Big File Upload for Jupyter Notebook

Author: Wentao Zhang
Source Code: https://github.com/nsknojj/notebook/tree/big-upload

Jupyter Notebook is a web-based notebook environment for interactive computing. It satisfies the demands of every user for processing data. However, while big data are accessible for a lot of users nowadays, Notebook doesn't support big file upload with web interface. It only allows uploading files up to 25MB. Big Upload Module is designed to solve this problem and keep this upload function compatible with Notebook.

Usage - Setup Big Upload Module

Make sure you have installed Jupyter.
If not, you can find the installation documentation for the Jupyter platform, on ReadTheDocs,
or you can install it with pip3:

$ sudo pip3 install jupyter

If you want to install it with python2, use "pip" instead of "pip3". This way is also effective in the following steps, e.g. replacing "python" with "python3". If you have not installed pip3, you can run apt-get install pip3 or install it by official instruction.

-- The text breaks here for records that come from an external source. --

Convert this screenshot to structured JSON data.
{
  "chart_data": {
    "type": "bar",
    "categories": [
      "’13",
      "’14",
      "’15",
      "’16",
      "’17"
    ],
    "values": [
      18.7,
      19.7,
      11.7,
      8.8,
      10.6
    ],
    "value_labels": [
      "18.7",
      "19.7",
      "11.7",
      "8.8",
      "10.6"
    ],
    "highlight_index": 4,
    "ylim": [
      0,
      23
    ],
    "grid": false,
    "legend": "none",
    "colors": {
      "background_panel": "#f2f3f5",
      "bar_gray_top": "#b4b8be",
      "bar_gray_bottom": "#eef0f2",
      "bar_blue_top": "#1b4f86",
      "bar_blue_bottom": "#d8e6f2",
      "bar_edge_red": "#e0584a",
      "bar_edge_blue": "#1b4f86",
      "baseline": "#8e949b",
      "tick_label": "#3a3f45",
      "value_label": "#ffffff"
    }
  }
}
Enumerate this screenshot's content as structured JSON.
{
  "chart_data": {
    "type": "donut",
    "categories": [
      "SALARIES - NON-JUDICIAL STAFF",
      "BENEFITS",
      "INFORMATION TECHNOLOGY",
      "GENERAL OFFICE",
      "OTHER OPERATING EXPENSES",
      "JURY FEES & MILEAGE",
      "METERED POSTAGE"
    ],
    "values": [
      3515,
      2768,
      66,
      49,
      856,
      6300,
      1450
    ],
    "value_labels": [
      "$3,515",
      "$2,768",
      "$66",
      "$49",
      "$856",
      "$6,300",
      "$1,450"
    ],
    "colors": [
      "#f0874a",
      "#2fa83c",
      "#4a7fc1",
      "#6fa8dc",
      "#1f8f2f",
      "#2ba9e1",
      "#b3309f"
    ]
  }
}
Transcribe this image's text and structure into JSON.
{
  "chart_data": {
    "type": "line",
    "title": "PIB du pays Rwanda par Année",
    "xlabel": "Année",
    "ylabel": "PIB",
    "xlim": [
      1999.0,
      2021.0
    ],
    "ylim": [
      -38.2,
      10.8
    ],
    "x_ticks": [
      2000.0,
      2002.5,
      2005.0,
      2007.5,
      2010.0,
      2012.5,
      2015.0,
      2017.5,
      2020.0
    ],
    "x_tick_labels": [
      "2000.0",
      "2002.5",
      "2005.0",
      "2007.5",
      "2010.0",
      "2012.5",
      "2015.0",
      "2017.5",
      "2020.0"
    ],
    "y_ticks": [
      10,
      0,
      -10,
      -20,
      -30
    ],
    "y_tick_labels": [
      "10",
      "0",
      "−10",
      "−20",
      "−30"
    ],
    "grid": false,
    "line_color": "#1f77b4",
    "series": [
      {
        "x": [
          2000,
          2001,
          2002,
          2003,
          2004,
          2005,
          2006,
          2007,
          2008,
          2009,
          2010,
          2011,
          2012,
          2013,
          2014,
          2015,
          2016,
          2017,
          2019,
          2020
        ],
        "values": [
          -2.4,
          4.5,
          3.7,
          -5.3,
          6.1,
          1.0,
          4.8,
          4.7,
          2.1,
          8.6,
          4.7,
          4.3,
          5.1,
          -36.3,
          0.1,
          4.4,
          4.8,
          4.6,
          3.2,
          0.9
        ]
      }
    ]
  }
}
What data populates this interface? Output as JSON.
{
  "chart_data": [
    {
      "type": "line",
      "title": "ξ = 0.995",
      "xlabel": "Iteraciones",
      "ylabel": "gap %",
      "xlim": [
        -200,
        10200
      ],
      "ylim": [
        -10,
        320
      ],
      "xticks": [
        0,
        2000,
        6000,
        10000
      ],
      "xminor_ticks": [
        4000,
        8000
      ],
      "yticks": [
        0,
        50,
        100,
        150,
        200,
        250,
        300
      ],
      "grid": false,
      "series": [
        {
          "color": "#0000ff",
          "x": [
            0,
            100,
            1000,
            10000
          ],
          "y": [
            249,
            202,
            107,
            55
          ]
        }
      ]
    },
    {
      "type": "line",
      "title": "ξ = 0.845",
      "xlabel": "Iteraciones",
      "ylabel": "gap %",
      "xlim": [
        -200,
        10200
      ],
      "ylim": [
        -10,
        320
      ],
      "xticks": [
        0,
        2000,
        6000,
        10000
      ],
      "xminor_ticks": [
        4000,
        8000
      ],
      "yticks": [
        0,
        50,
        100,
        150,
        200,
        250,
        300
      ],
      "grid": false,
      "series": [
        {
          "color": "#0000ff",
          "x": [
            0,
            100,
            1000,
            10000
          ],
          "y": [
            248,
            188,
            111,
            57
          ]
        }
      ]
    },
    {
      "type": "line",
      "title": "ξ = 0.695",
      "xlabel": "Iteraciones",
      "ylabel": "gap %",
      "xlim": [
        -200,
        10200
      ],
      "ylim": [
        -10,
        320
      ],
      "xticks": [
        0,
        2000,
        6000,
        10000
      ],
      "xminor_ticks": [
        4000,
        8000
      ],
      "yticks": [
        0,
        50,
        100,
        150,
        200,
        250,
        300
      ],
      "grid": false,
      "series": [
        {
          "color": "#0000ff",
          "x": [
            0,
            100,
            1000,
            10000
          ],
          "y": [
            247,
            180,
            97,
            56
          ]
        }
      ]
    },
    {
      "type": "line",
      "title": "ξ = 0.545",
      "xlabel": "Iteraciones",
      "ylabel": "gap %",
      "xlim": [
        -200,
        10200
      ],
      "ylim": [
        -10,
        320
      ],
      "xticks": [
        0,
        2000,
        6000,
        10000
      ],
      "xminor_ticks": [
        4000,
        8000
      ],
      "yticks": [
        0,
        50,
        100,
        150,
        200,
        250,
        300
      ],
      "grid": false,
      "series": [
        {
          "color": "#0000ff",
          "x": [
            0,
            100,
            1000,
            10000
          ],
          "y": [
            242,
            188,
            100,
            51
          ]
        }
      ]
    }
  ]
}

Download the Big Upload Module from its Github Link and put it in a position you like, then change to this directory in your cmd.

Run setup command:

$ sudo python3 setup.py install

Run Notebook:

$ jupyter notebook

It will open your default browser. Now you can try to upload a big file in your notebook.

image

Design - How Big File Upload Works

It has provided a jquery front end in which chunked file upload has been implemented, and a php back end to handle chunked file. It provides a series of api, such as stop and abort. You can define your own callback functions for add, progress, etc. All I need to do is transplanting the front end, and building a back end handler with tornado framework based on the given php server.

The Front End & Back End of Jupyter Notebook

  • Notebook's back end is built with tornado framework. You can see all the url handlers in notebook/services. Handlers in notebook/services/contents are related to uploading, downloading, saving and other functions we don't concern.
  • What I call front end are those webpages, scripts and style sheets.
    Webpage templates are in notebook/templates. We only concern "tree.html", which shows the tree structure of the opened file system.
    Scripts relevant to my work are in notebook/statics/tree/js. They manage the file list and setup the elements in the tree webpage.

Old Upload Process

notebook
    |----statics/tree/js/main.js # Setup upload button, upload it to api url
    |----services/contents/handlers.py # Handle requests from url: api/contents/($file_path)
    |----templates/tree.html
    `----tree/handlers.py # Handle main url, render the tree template.

Big Upload Process

notebook
    |----statics
    |        |----tree/js/main.js* # Setup big-upload button with scripts in [bigupload/js]
    |        `----[bigupload/js] # Now upload the chunked file to a new url: api/upload_handlers/($(file_path))
    |
    |----services
    |        |----[bigupload/handlers.py] # Handle requests from a new url
    |
    `----templates/tree.html* # Add BigUpload button

The suffix star in the file name means this file has been modified. The square brackets means this file is new.

Divide Files to Chunks

  • Front end uses Blob API to divide the file to several chunks, then upload it in a form using POST method. This form contains the content range of this chunk, e.g. 0-99999 or 100000-199999, and the content size.
  • Back end just handles the files according to file path, content range, content size and the payload. It will find the correct file to append the payload to. The file's name should be same, and its current size should be equal to the start of content range.

Experiment

Bitrate

About 10MB/s ~ 20MB/s, on local host.

Multifile Upload

Test passed, and the uploaded files had no difference.

5GB Big File Upload

Test passed, and the uploaded files had no difference.

Cancel the Upload

Test passed, and the partially uploaded files were removed.